North American Int’l Auto ShowDETROIT – While still bearish overall about the U.S. auto industry, Nissan Motor Co. Ltd. CEO Carlos Ghosn predicts sales this year will reach 16.9 million units.

“Which is stable compared to 2005,” Ghosn tells a select group of reporters during an interview at the North American International Auto Show.

For Nissan, he says the year will “be split in two parts.”

Until the launch of the all-new Sentra sedan in September, as well as the new Altima coming in the fall and refreshed versions of the Maxima sedan and Quest minivan, Nissan will have “a challenging period.”

But the auto maker, which has seen record growth in the U.S. market in the last few years, will end the year strong.

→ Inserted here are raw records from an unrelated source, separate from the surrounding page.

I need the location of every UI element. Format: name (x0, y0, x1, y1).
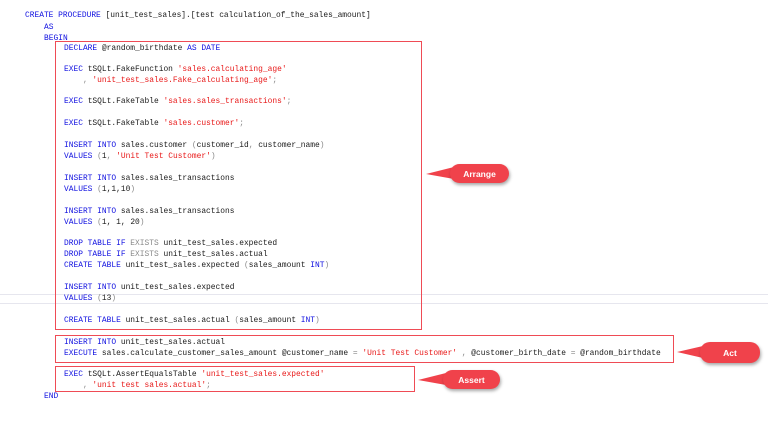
code-line: CREATE TABLE unit_test_sales.actual (sal… (64, 316, 320, 325)
code-line: INSERT INTO sales.customer (customer_id,… (64, 141, 325, 150)
code-line: EXECUTE sales.calculate_customer_sales_a… (64, 349, 661, 358)
code-line-as: AS (44, 23, 54, 32)
code-line: , 'unit_test_sales.Fake_calculating_age'… (64, 76, 278, 85)
code-line: INSERT INTO sales.sales_transactions (64, 174, 235, 183)
code-line: INSERT INTO sales.sales_transactions (64, 207, 235, 216)
arrange-section-box (55, 41, 422, 330)
act-section-box (55, 335, 674, 363)
editor-row-separator (0, 294, 768, 295)
act-callout: Act (700, 342, 760, 363)
arrange-callout-pointer-icon (426, 167, 454, 179)
code-line: INSERT INTO unit_test_sales.actual (64, 338, 226, 347)
code-line: EXEC tSQLt.FakeTable 'sales.customer'; (64, 119, 244, 128)
act-callout-pointer-icon (677, 346, 703, 358)
code-line: VALUES (1, 1, 20) (64, 218, 145, 227)
code-line: EXEC tSQLt.FakeFunction 'sales.calculati… (64, 65, 287, 74)
arrange-callout: Arrange (450, 164, 509, 183)
code-line-end: END (44, 392, 59, 401)
code-line: VALUES (1,1,10) (64, 185, 136, 194)
assert-callout: Assert (443, 370, 500, 389)
assert-section-box (55, 366, 415, 392)
code-line: , 'unit test sales.actual'; (64, 381, 211, 390)
code-line: INSERT INTO unit_test_sales.expected (64, 283, 235, 292)
code-line: EXEC tSQLt.AssertEqualsTable 'unit_test_… (64, 370, 325, 379)
code-line: VALUES (13) (64, 294, 117, 303)
code-line-begin: BEGIN (44, 34, 68, 43)
code-line: CREATE TABLE unit_test_sales.expected (s… (64, 261, 330, 270)
assert-callout-pointer-icon (418, 373, 446, 385)
code-line: EXEC tSQLt.FakeTable 'sales.sales_transa… (64, 97, 292, 106)
code-line: DECLARE @random_birthdate AS DATE (64, 44, 221, 53)
code-line-create-procedure: CREATE PROCEDURE [unit_test_sales].[test… (25, 11, 371, 20)
code-line: DROP TABLE IF EXISTS unit_test_sales.act… (64, 250, 268, 259)
code-line: VALUES (1, 'Unit Test Customer') (64, 152, 216, 161)
editor-row-separator (0, 303, 768, 304)
code-line: DROP TABLE IF EXISTS unit_test_sales.exp… (64, 239, 278, 248)
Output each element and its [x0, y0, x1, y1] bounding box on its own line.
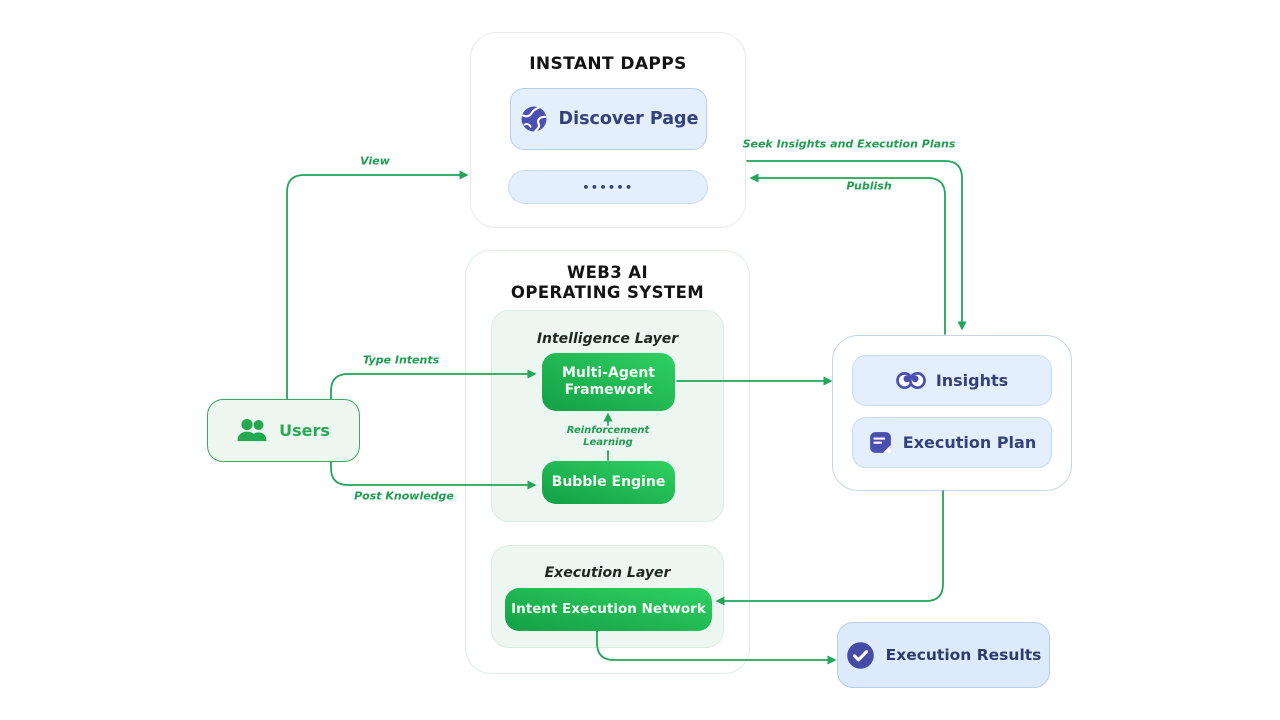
- intent-execution-network-label: Intent Execution Network: [511, 600, 706, 617]
- bubble-engine-node: Bubble Engine: [542, 461, 675, 504]
- edge-plan-to-intent: [715, 490, 944, 606]
- discover-page-label: Discover Page: [558, 109, 699, 129]
- users-icon: [237, 419, 269, 442]
- edge-label-seek-insights: Seek Insights and Execution Plans: [742, 137, 956, 151]
- edge-publish: [749, 173, 946, 335]
- execution-results-label: Execution Results: [885, 646, 1042, 664]
- insights-label: Insights: [935, 371, 1009, 390]
- intent-execution-network-node: Intent Execution Network: [505, 588, 712, 631]
- edge-label-type-intents: Type Intents: [362, 353, 440, 367]
- globe-icon: [519, 104, 549, 134]
- document-icon: [868, 430, 893, 455]
- execution-results-node: Execution Results: [837, 622, 1050, 688]
- bubble-engine-label: Bubble Engine: [551, 474, 666, 491]
- users-label: Users: [279, 421, 330, 440]
- more-dapps-node: ••••••: [508, 170, 708, 204]
- check-circle-icon: [846, 641, 875, 670]
- multi-agent-framework-node: Multi-Agent Framework: [542, 353, 675, 411]
- eyes-icon: [895, 369, 926, 392]
- multi-agent-framework-label: Multi-Agent Framework: [561, 365, 655, 398]
- edge-label-publish: Publish: [846, 179, 892, 193]
- web3-os-title-line2: OPERATING SYSTEM: [510, 283, 705, 303]
- discover-page-node: Discover Page: [510, 88, 707, 150]
- execution-plan-node: Execution Plan: [852, 417, 1052, 468]
- edge-label-view: View: [360, 154, 390, 168]
- insights-node: Insights: [852, 355, 1052, 406]
- web3-os-title: WEB3 AI OPERATING SYSTEM: [466, 263, 749, 303]
- more-dapps-label: ••••••: [582, 180, 634, 194]
- edge-label-reinforcement-learning: Reinforcement Learning: [566, 425, 650, 448]
- web3-os-title-line1: WEB3 AI: [567, 263, 648, 282]
- intelligence-layer-title: Intelligence Layer: [536, 331, 679, 347]
- users-node: Users: [207, 399, 360, 462]
- edge-label-post-knowledge: Post Knowledge: [354, 489, 454, 503]
- execution-layer-title: Execution Layer: [544, 565, 671, 581]
- execution-plan-label: Execution Plan: [902, 433, 1037, 452]
- instant-dapps-title: INSTANT DAPPS: [529, 54, 687, 74]
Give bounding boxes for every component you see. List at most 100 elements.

“This will be fueled by the biggest rollout of new cars we’ve ever had in the U.S. market,” Ghosn says.

Of the 28 new products slated for launch under Nissan’s Value-Up business plan, 22 remain, and Ghosn says 20 will be seen in the second half of Value-Up, which ends in March 2008.

Carlos Ghosn

He sees a tough business environment worldwide again this year, pointing to rising interest rates and increasing raw-materials costs as detrimental to growth.

“(Nissan is) still leading the industry in terms of operating margin,” he says.

Speaking of the industry, he says: “We make a product which is a very elaborate product; which is…dear to many, many people around the world; and it’s a pity that selling this product does not give car manufacturers a return… sufficient for them to produce the kind of value which is associated with a very elaborate product,”

Meanwhile, Ghosn says Nissan has made no movement on a decision to locate a vehicle assembly plant in Russia, noting Nissan is committed to “being present more intensely.”

As for another North American plant, Ghosn says Nissan has sufficient capacity at present.

If the auto maker were to increase its North American capacity, it likely would do so at its existing facilities, especially the new Canton, MS, plant, which has room for expansion, he says.

When asked whether Nissan would consider locating a plant in Michigan, as competitor Toyota Motor Corp. has discussed, Ghosn says he is not averse to any state, citing adequate working conditions and a sufficient workforce as criteria for a plant location.